At the same time, Sudan announced that the two men would meet in three days for new talks in the capital, Khartoum. South Sudanese Information Minister Michael Makuei confirmed the meeting even as he, too, blamed Machar for the country’s conflicts.

“The Khartoum summit was a decision of the [African] heads of state,” Makuei said. “We will abide by it.”

Machar’s opposition movement issued a statement condemning the remarks, particularly those from Makuei, who had echoed the “enough” comments. It said the remarks were damaging the process even as the talks were “at a high level of maturity.”

“This bad politics is from a known peace spoiler, and it is only intended to derail the peace process,” the opposition said in the statement. It called on the public to “dismiss these statements as those from anti-peace agents in the regime.”

The opposition reaffirmed its desire for peace while noting that “in light of the regime’s intransigence,” it reserves its “natural right for self-defense.”

The meeting between the longtime rivals Wednesday night had raised hopes for some kind of breakthrough in the peace process as the situation in South Sudan grows increasingly desperate.

The latest name-calling, however, suggested otherwise, even though the peace process, sponsored by a group of neighboring countries known as Intergovernmental Authority on Development, or IGAD, will continue limping along.

South Sudan gained independence from Sudan in 2011, with Kiir and Machar sharing power. But civil war erupted in 2013 as the country fragmented on ethnic lines. A peace agreement in 2015 disintegrated after a few months into heavy fighting in the capital, Juba, and Machar barely escaped with his life.

Despite two years of talks to get the peace process back on track, fighting has spread throughout the country with a staggering toll. More than 4 million people have been displaced — half of them into neighboring countries — and the population is teetering on the edge of famine. Tens of thousands have died, and the use of rape by combatants against civilians is alarmingly widespread, according to aid groups.

Alan Boswell, a South Sudan analyst, said Juba’s announcement was not a total surprise, as it has often sought to sideline Machar.

“It’s more an indication that neither side has agreed to budge yet and accept IGAD’s proposal to try the 2015 deal all over again,” he said. “It will take a lot more than a hug and handshake to force them to change their mind about that.”

The United States, which was instrumental in South Sudan’s creation, also has been involved in the peace process but has been losing patience with the players and has called for targeted sanctions against individuals in the South Sudanese government. Boswell said this has bolstered the opposition even as its forces suffer reverses on the battlefield.

“Both sides believe time is on their side, which makes peace difficult. The opposition feels emboldened by what they see as the increasing isolation of Kiir’s regime,” he said. “Meanwhile, Kiir thinks he has the military momentum and has won the war.”

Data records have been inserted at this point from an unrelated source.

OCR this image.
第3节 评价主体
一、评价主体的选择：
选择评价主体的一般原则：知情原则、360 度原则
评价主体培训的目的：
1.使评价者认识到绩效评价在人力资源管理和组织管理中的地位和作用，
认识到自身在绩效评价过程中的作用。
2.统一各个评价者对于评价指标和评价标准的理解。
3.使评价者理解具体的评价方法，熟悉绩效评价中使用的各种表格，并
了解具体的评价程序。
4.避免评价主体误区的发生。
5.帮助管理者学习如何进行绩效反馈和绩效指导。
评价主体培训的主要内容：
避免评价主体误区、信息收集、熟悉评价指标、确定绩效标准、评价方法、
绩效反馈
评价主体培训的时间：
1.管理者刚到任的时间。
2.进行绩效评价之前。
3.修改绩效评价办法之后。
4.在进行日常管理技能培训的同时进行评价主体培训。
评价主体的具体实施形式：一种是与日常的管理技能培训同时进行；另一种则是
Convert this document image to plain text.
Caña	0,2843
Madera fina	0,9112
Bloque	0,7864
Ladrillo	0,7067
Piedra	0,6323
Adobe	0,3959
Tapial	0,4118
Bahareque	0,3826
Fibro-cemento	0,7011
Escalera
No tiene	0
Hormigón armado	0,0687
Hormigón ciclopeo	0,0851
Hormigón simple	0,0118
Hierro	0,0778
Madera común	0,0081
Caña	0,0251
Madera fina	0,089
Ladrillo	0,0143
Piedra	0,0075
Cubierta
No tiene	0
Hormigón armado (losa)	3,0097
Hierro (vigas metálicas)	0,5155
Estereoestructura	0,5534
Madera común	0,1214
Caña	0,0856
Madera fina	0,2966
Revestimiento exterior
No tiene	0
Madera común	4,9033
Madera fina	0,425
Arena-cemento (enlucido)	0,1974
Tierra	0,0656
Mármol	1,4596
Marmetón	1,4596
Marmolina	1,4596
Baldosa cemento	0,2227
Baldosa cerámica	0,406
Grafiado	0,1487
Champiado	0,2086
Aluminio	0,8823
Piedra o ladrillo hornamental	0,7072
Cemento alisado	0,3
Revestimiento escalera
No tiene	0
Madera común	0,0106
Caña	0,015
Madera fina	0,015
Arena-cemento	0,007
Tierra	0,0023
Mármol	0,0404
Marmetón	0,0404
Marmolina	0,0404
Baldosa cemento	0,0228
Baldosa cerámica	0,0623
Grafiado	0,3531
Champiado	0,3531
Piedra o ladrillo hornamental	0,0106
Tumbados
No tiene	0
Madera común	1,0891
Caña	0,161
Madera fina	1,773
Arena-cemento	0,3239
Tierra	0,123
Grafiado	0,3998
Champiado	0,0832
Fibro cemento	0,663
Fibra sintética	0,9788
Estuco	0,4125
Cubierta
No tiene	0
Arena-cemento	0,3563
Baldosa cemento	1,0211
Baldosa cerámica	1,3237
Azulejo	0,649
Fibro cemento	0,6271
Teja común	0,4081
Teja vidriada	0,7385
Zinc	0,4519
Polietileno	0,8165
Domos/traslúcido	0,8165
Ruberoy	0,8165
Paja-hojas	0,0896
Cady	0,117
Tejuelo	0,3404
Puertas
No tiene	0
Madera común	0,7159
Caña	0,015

For those who found two days of public handshakes and a hug followed by an explicit rejection to be confusing, Makuei, the information minister, said that was just the South Sudanese way.

“You should understand that there is a difference between face-to-face talks and between greeting one another,” he told journalists. “Politically, we don’t want Riek Machar, but he is a South Sudanese, so socially we interact with him.”